3. Explicite o método de desenvolvimento
Não basta dizer que o produto foi criado: descreva como as decisões de projeto foram tomadas e com base em quê. Este é o capítulo que separa produto técnico de improviso documentado — o percurso metodológico geral está em capítulo de metodologia da dissertação de mestrado.
4. Documente a aplicação e a validação
Onde o produto foi aplicado, por quanto tempo, com que participantes, e como você verificou que funcionou. Avaliação por usuários, indicadores antes e depois, parecer de especialistas — o que couber ao seu caso.
5. Trate limitações com honestidade
Produto aplicado em contexto único, período curto, amostra pequena. Declarar limitação fortalece o relatório; escondê-la é o que a banca encontra.
6. Monte os apêndices como prova
Reúna o produto em si e as evidências de aplicação, referenciando cada apêndice no texto.

As evidências que sustentam o produto
É a parte mais negligenciada e a mais decisiva. Colete durante a execução, não depois:
- Registro de aplicação — datas, locais, número de participantes, atas ou listas de presença.
- Instrumento de avaliação — questionário aplicado aos usuários do produto, com resultados.
- Indicadores — o que mudou de forma mensurável no processo em que o produto entrou.
- Parecer de especialistas, quando o produto foi submetido a validação técnica.
- Autorizações da organização e, quando houver participantes, a aprovação ética exigida.
- Versões do produto, mostrando a evolução a partir das devolutivas recebidas.

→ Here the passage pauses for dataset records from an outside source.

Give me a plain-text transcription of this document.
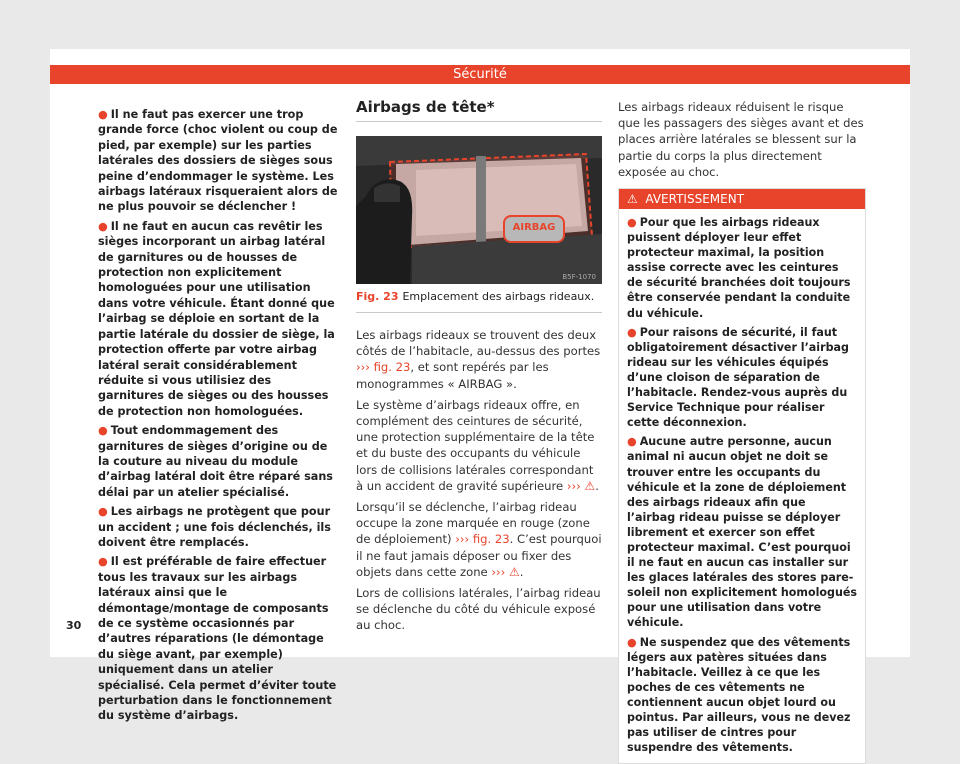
Sécurité

● Il ne faut pas exercer une trop grande force (choc violent ou coup de pied, par exemple) sur les parties latérales des dossiers de sièges sous peine d’endommager le système. Les airbags latéraux risqueraient alors de ne plus pouvoir se déclencher !

● Il ne faut en aucun cas revêtir les sièges incorporant un airbag latéral de garnitures ou de housses de protection non explicitement homologuées pour une utilisation dans votre véhicule. Étant donné que l’airbag se déploie en sortant de la partie latérale du dossier de siège, la protection offerte par votre airbag latéral serait considérablement réduite si vous utilisiez des garnitures de sièges ou des housses de protection non homologuées.

● Tout endommagement des garnitures de sièges d’origine ou de la couture au niveau du module d’airbag latéral doit être réparé sans délai par un atelier spécialisé.

● Les airbags ne protègent que pour un accident ; une fois déclenchés, ils doivent être remplacés.

● Il est préférable de faire effectuer tous les travaux sur les airbags latéraux ainsi que le démontage/montage de composants de ce système occasionnés par d’autres réparations (le démontage du siège avant, par exemple) uniquement dans un atelier spécialisé. Cela permet d’éviter toute perturbation dans le fonctionnement du système d’airbags.

Airbags de tête*
AIRBAG
B5F-1070
Fig. 23 Emplacement des airbags rideaux.

Les airbags rideaux se trouvent des deux côtés de l’habitacle, au-dessus des portes ››› fig. 23, et sont repérés par les monogrammes « AIRBAG ».

Le système d’airbags rideaux offre, en complément des ceintures de sécurité, une protection supplémentaire de la tête et du buste des occupants du véhicule lors de collisions latérales correspondant à un accident de gravité supérieure ››› ⚠.

Lorsqu’il se déclenche, l’airbag rideau occupe la zone marquée en rouge (zone de déploiement) ››› fig. 23. C’est pourquoi il ne faut jamais déposer ou fixer des objets dans cette zone ››› ⚠.

Lors de collisions latérales, l’airbag rideau se déclenche du côté du véhicule exposé au choc.

Les airbags rideaux réduisent le risque que les passagers des sièges avant et des places arrière latérales se blessent sur la partie du corps la plus directement exposée au choc.

⚠ AVERTISSEMENT

● Pour que les airbags rideaux puissent déployer leur effet protecteur maximal, la position assise correcte avec les ceintures de sécurité branchées doit toujours être conservée pendant la conduite du véhicule.

● Pour raisons de sécurité, il faut obligatoirement désactiver l’airbag rideau sur les véhicules équipés d’une cloison de séparation de l’habitacle. Rendez-vous auprès du Service Technique pour réaliser cette déconnexion.

● Aucune autre personne, aucun animal ni aucun objet ne doit se trouver entre les occupants du véhicule et la zone de déploiement des airbags rideaux afin que l’airbag rideau puisse se déployer librement et exercer son effet protecteur maximal. C’est pourquoi il ne faut en aucun cas installer sur les glaces latérales des stores pare-soleil non explicitement homologués pour une utilisation dans votre véhicule.

● Ne suspendez que des vêtements légers aux patères situées dans l’habitacle. Veillez à ce que les poches de ces vêtements ne contiennent aucun objet lourd ou pointus. Par ailleurs, vous ne devez pas utiliser de cintres pour suspendre des vêtements.

30
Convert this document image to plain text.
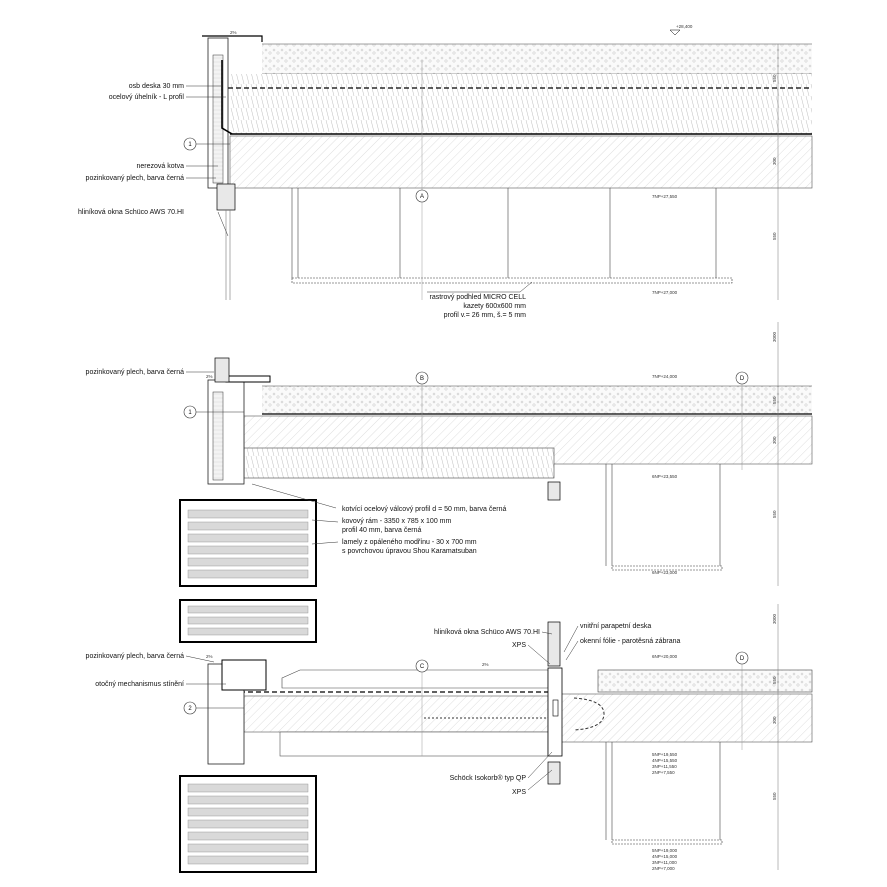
A
1
+28,400
2%
7NP+27,550
7NP+27,000
550
300
550
osb deska 30 mm
ocelový úhelník - L profil
nerezová kotva
pozinkovaný plech, barva černá
hliníková okna Schüco AWS 70.HI
rastrový podhled MICRO CELL
kazety 600x600 mm
profil v.= 26 mm, š.= 5 mm
B	D
1
2%	7NP+24,000
6NP+23,550
6NP+23,000
3000
550
300
550
pozinkovaný plech, barva černá
kotvící ocelový válcový profil d = 50 mm, barva černá
kovový rám - 3350 x 785 x 100 mm
profil 40 mm, barva černá
lamely z opáleného modřínu - 30 x 700 mm
s povrchovou úpravou Shou Karamatsuban
C
D
2
2%
2%
6NP+20,000
5NP+19,550
4NP+15,550
3NP+11,550
2NP+7,550
5NP+19,000
4NP+15,000
3NP+11,000
2NP+7,000
3000
550
300
550
pozinkovaný plech, barva černá
otočný mechanismus stínění
hliníková okna Schüco AWS 70.HI
XPS
vnitřní parapetní deska
okenní fólie - parotěsná zábrana
Schöck Isokorb® typ QP
XPS
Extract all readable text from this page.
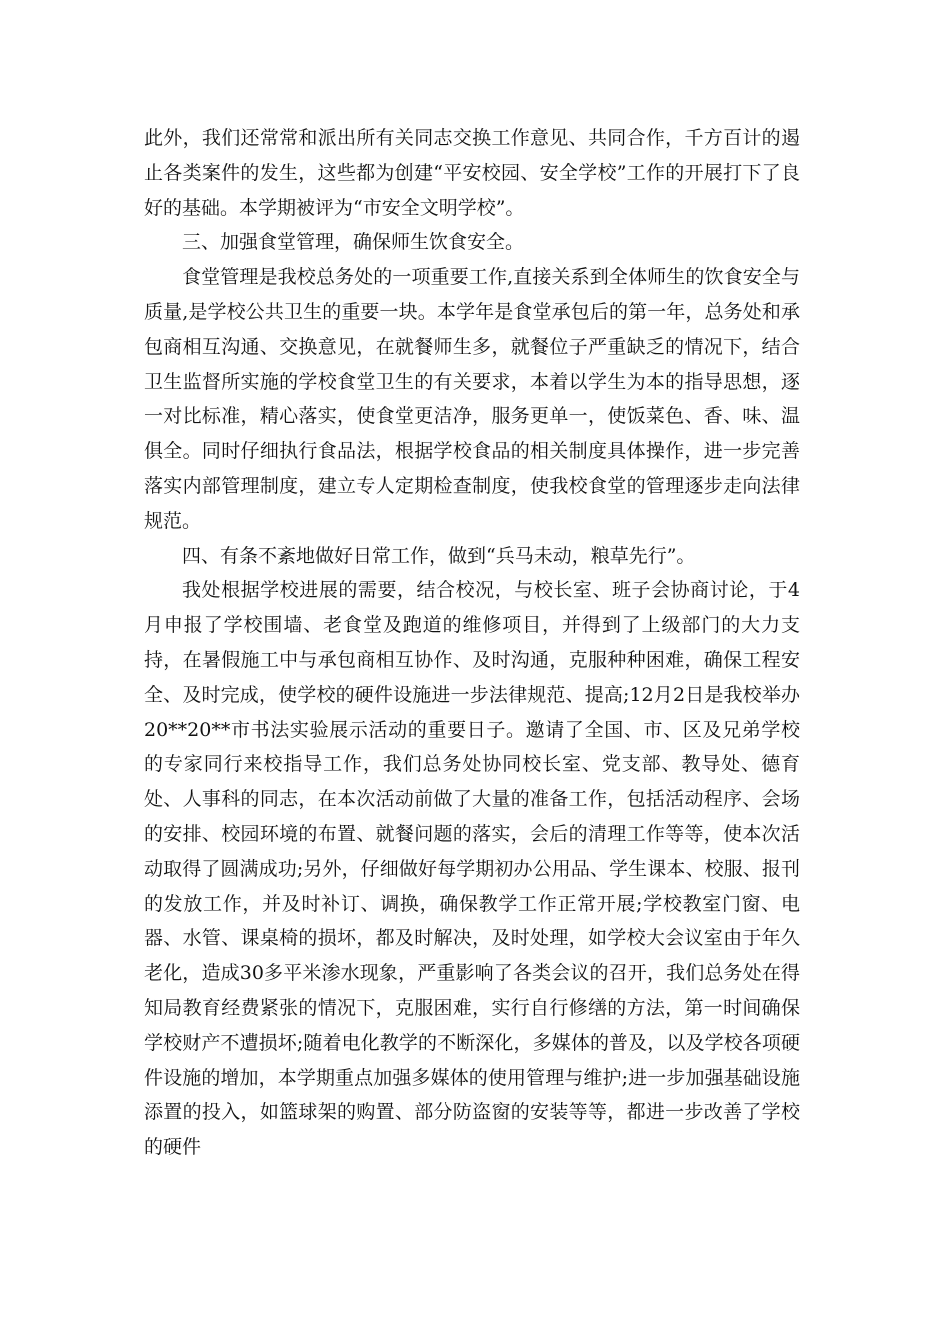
此外，我们还常常和派出所有关同志交换工作意见、共同合作，千方百计的遏止各类案件的发生，这些都为创建“平安校园、安全学校”工作的开展打下了良好的基础。本学期被评为“市安全文明学校”。

三、加强食堂管理，确保师生饮食安全。

食堂管理是我校总务处的一项重要工作,直接关系到全体师生的饮食安全与质量,是学校公共卫生的重要一块。本学年是食堂承包后的第一年，总务处和承包商相互沟通、交换意见，在就餐师生多，就餐位子严重缺乏的情况下，结合卫生监督所实施的学校食堂卫生的有关要求，本着以学生为本的指导思想，逐一对比标准，精心落实，使食堂更洁净，服务更单一，使饭菜色、香、味、温俱全。同时仔细执行食品法，根据学校食品的相关制度具体操作，进一步完善落实内部管理制度，建立专人定期检查制度，使我校食堂的管理逐步走向法律规范。

四、有条不紊地做好日常工作，做到“兵马未动，粮草先行”。

我处根据学校进展的需要，结合校况，与校长室、班子会协商讨论，于4月申报了学校围墙、老食堂及跑道的维修项目，并得到了上级部门的大力支持，在暑假施工中与承包商相互协作、及时沟通，克服种种困难，确保工程安全、及时完成，使学校的硬件设施进一步法律规范、提高;12月2日是我校举办20**20**市书法实验展示活动的重要日子。邀请了全国、市、区及兄弟学校的专家同行来校指导工作，我们总务处协同校长室、党支部、教导处、德育处、人事科的同志，在本次活动前做了大量的准备工作，包括活动程序、会场的安排、校园环境的布置、就餐问题的落实，会后的清理工作等等，使本次活动取得了圆满成功;另外，仔细做好每学期初办公用品、学生课本、校服、报刊的发放工作，并及时补订、调换，确保教学工作正常开展;学校教室门窗、电器、水管、课桌椅的损坏，都及时解决，及时处理，如学校大会议室由于年久老化，造成30多平米渗水现象，严重影响了各类会议的召开，我们总务处在得知局教育经费紧张的情况下，克服困难，实行自行修缮的方法，第一时间确保学校财产不遭损坏;随着电化教学的不断深化，多媒体的普及，以及学校各项硬件设施的增加，本学期重点加强多媒体的使用管理与维护;进一步加强基础设施添置的投入，如篮球架的购置、部分防盗窗的安装等等，都进一步改善了学校的硬件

Um produto técnico sem evidência de aplicação é, do ponto de vista da avaliação, uma proposta — e proposta vale menos do que intervenção documentada. Vale lembrar que a produção técnica é considerada na avaliação dos programas profissionais, tema tratado em Plataforma Sucupira e Qualis.
Erros que enfraquecem a defesa
- Escrever uma dissertação disfarçada — teoria no centro, produto no apêndice.
- Produto sem problema — a solução aparece antes de a necessidade estar demonstrada.
- Ausência de validação — produto entregue sem nenhuma avaliação de uso.
- Método implícito — não explicar como as decisões de projeto foram tomadas.
- Apêndice incompleto — descrever o produto sem anexá-lo.
- Ignorar o modelo do programa — a norma da instituição prevalece sobre a norma geral.
Na parte de estruturação e formatação — organizar as seções conforme o modelo do programa, padronizar figuras e tabelas e formatar as referências em ABNT — o Tesify encurta o trabalho mecânico. O produto, a aplicação e as evidências continuam sendo o seu trabalho profissional, que é exatamente o que a banca avalia.
Perguntas frequentes
Qual norma seguir no relatório do mestrado profissional?
A norma de referência para relatórios técnicos e científicos é a ABNT NBR 10719. Ainda assim, muitos programas exigem a NBR 14724 ou publicam modelo próprio — o regulamento do programa prevalece, e é ele que você deve conferir primeiro.
O relatório técnico substitui a dissertação?
Depende do programa. Em muitos mestrados profissionais o trabalho final é o produto técnico acompanhado de relatório; em outros, exige-se dissertação aplicada. Alguns aceitam mais de um formato, à escolha do mestrando.
Quantas páginas deve ter o relatório técnico?
Não há extensão fixada em norma. O relatório técnico costuma ser mais enxuto que uma dissertação porque o referencial teórico é instrumental, mas o parâmetro válido é o do regulamento do seu programa.
O produto técnico precisa ser inédito?
Precisa ser uma contribuição aplicada ao contexto em que foi desenvolvido, o que não é o mesmo que ineditismo absoluto. Adaptar uma solução conhecida a um problema concreto, com validação documentada, é contribuição legítima no mestrado profissional.
Preciso de aprovação em comitê de ética?
Se a validação envolver seres humanos — questionários com usuários, entrevistas, testes de uso —, sim, conforme as regras aplicáveis à pesquisa com participantes. Verifique antes de coletar, porque aprovação retroativa não existe.
Como comprovo que o produto foi aplicado?
Com registros produzidos durante a aplicação: datas e locais, listas de participantes, instrumentos de avaliação respondidos, indicadores antes e depois, pareceres técnicos e autorizações. Reunidos nos apêndices e referenciados no texto.